[Footnote 5: And, after all, Mr. Shaw does not run counter to the legend. He exhibits Caesar and Napoleon “in their well-known attitudes”: only, by an odd metempsychosis, the soul of Mr. Shaw has somehow entered into them.]
CHAPTER XIV
THE PERIPETY
In the Greek theatre, as every one knows, the peripeteia or reversal of fortune—the turning of the tables, as we might say—was a clearly-defined and recognized portion of the dramatic organism. It was often associated with the anagnorisis or recognition. Mr. Gilbert Murray has recently shown cause for believing that both these dramatic “forms” descended from the ritual in which Greek drama took its origin—the ritual celebrating the death and resurrection of the season of “mellow fruitfulness.” If this theory be true, the peripeteia was at first a change from sorrow to joy—joy in the rebirth of the beneficent powers of nature. And to this day a sudden change from gloom to exhilaration is a popular and effective incident—as when, at the end of a melodrama, the handcuffs are transferred from the wrists of the virtuous naval lieutenant to those of the wicked baronet, and, through the disclosure of a strawberry-mark on his left arm, the lieutenant is recognized as the long-lost heir to a dukedom and L50,000 a year.

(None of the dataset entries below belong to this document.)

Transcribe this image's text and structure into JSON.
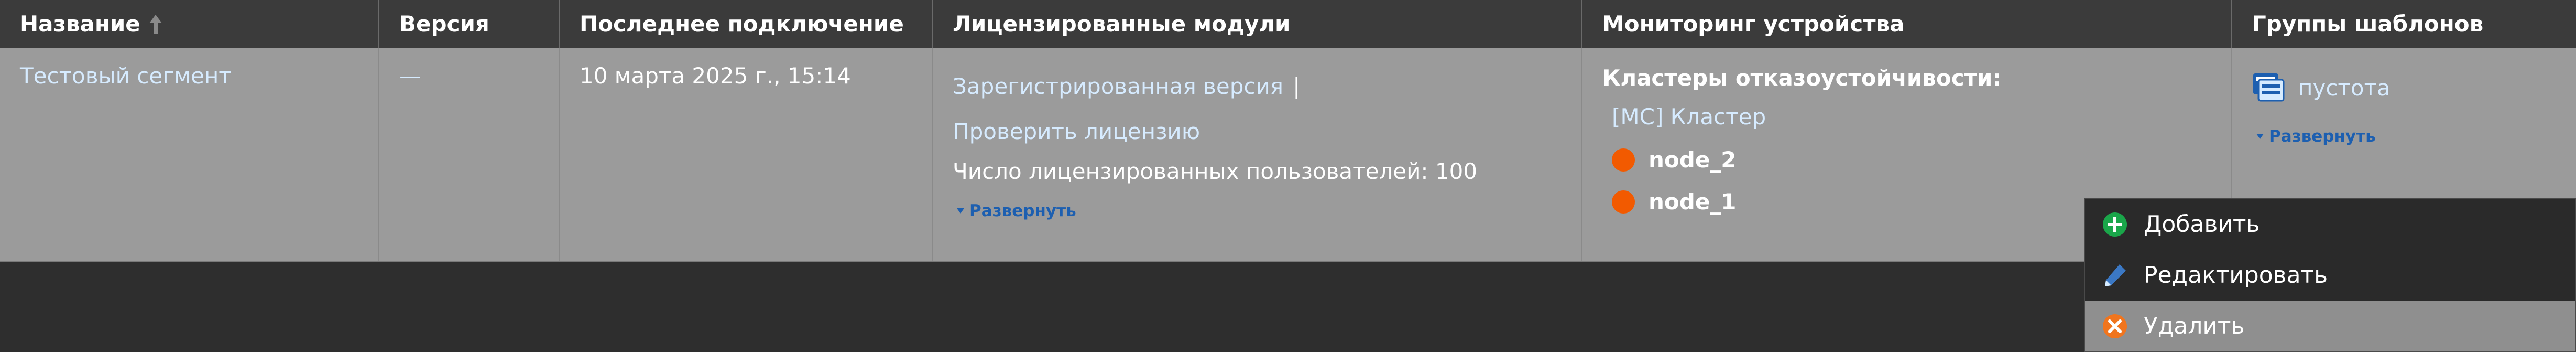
{
  "header": {
    "columns": [
      "Название",
      "Версия",
      "Последнее подключение",
      "Лицензированные модули",
      "Мониторинг устройства",
      "Группы шаблонов"
    ]
  },
  "row": {
    "name": "Тестовый сегмент",
    "version": "—",
    "last_connection": "10 марта 2025 г., 15:14",
    "licenses": {
      "registered_link": "Зарегистрированная версия",
      "separator": "|",
      "check_link": "Проверить лицензию",
      "users_text": "Число лицензированных пользователей: 100",
      "expand": "Развернуть"
    },
    "monitoring": {
      "title": "Кластеры отказоустойчивости:",
      "cluster": "[MC] Кластер",
      "nodes": [
        "node_2",
        "node_1"
      ],
      "status_color": "#f25a00"
    },
    "templates": {
      "group": "пустота",
      "expand": "Развернуть"
    }
  },
  "context_menu": {
    "items": [
      {
        "label": "Добавить",
        "icon": "plus-circle-icon"
      },
      {
        "label": "Редактировать",
        "icon": "pencil-icon"
      },
      {
        "label": "Удалить",
        "icon": "x-circle-icon"
      }
    ]
  },
  "colors": {
    "header_bg": "#3b3b3b",
    "row_bg": "#9b9b9b",
    "link": "#d6ebff",
    "small_link": "#1d5fb0",
    "add_green": "#1aa64a",
    "delete_orange": "#f0751e",
    "edit_blue": "#3b78c4"
  }
}
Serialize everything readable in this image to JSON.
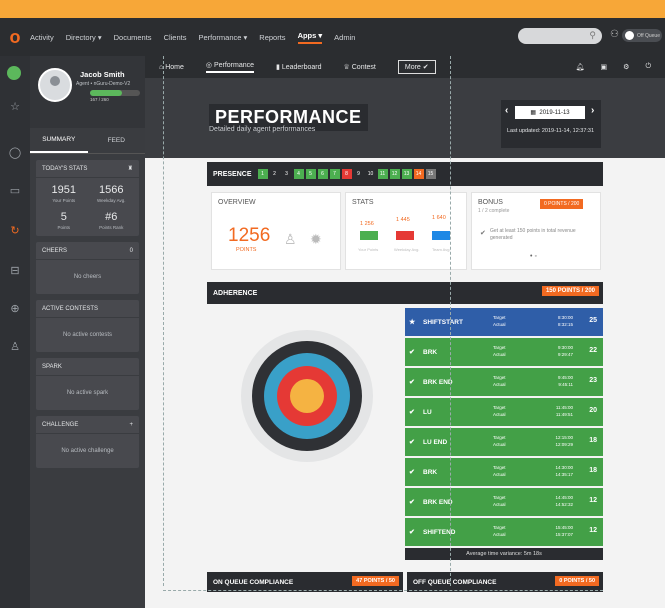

But when, as soon happened in Greece, the forms appropriate to a celebration of the death and resurrection of Dionysus came to be blent with the tomb-ritual of a hero, the term peripeteia acquired a special association with a sudden decline from prosperity into adversity. In the Middle Ages, this was thought to be the very essence and meaning of tragedy, as we may see from Chaucer’s lines:
“Tragedie is to seyn a certeyn storie,
As olde bokes maken us memorie,
Of him that stood in gret prosperitee,
And is y-fallen out of heigh degree
Into miserie, and endeth wrecchedly.”
Aristotle cites a good instance of a peripety—to Anglicize the word—“where, in the Lynceus, the hero is led away to execution, followed by Danaus as executioner; but, as the effect of the antecedents, Danaus is executed and Lynceus escapes.” But here, as in so many other contexts, we must turn for the classic example to the Oedipus Rex. Jocasta, hearing from the Corinthian stranger that Polybus, King of Corinth, the reputed father of Oedipus, is dead, sends for her husband to tell him that the oracle which doomed him to parricide is defeated, since Polybus has died a natural death. Oedipus exults in the news and triumphs over the oracles; but, as the scene proceeds, the further revelations made by the same stranger lead Jocasta to recognize in Oedipus her own child, who was exposed on Mount Kithairon; and, in the subsequent scene, the evidence of the old Shepherd brings Oedipus himself to the same crushing realization. No completer case of anagnorisis and peripeteia could well be conceived—whatever we may have to say of the means by which it is led up to.[1]